Erdogan Takes Wheel of Turkey’s Economic Coordination Boardby
President to chair economy board instead of prime minister
Board expected to discuss slide of lira at Erdogan’s palace
Turkey’s President Recep Tayyip Erdogan will lead a meeting of the economic coordination board on Wednesday, a day after a session under the chairmanship of Prime Minister Binali Yildirim to discuss the slide of the lira was canceled.
Government officials said ministers in charge of the economy and senior advisers are expected to attend the 7:30 p.m. meeting at the presidential palace in Ankara. On Thursday, the central bank is to hold its monthly rates meeting, and a growing number of economists expect the first rate rise in almost three years.
The lira, which depreciated 9 percent against the dollar this month, initially bounced higher after Wednesday’s meeting was announced before extending losses. The currency traded 0.4 percent weaker at 3.3965 per dollar at 1 p.m. in Istanbul. Yields on two-year sovereign lira debt jumped by the most since July, to 10.66 percent, and 10-year yields rose 9 basis points to 11.23 percent, highest on a closing basis since January.
Some investors are predicting that the central bank may defy calls from Erdogan and other politicians who have advocated lower interest rates to boost a flagging economy. Seven of 24 analysts surveyed by Bloomberg predict that the central bank will end its easing cycle and raise the main one-week repo rate on Thursday. The median forecast is that the bank will keep all three of its main interest rates on hold.
Even a rate hike "would be unlikely to calm the volatility in the lira," Istanbul-based brokerage Deniz Invest said in its morning note.
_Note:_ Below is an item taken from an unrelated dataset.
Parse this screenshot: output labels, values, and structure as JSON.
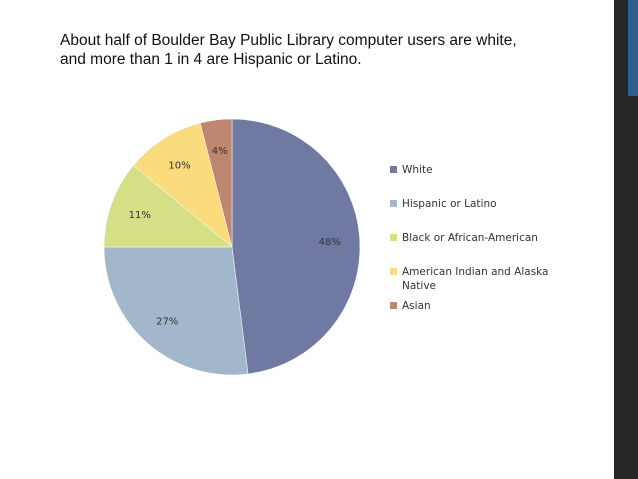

JPMorgan Chase & Co. said Wednesday that the lira was its highest conviction regional short trade, citing factors including rising political risk before an expected referendum next year on increasing Erdogan’s powers, and Turkey’s vulnerability to higher U.S. yields. The currency will probably weaken to 3.50 per dollar by year-end and to 3.65 by the end of 2017, analysts including Anezka Christovova said in the report.
Expectations of higher interest rates in the the U.S., combined with an emerging market sell-off since Donald Trump’s election victory on Nov. 8, have made the lira the second-worst performing major currency tracked by Bloomberg in the period.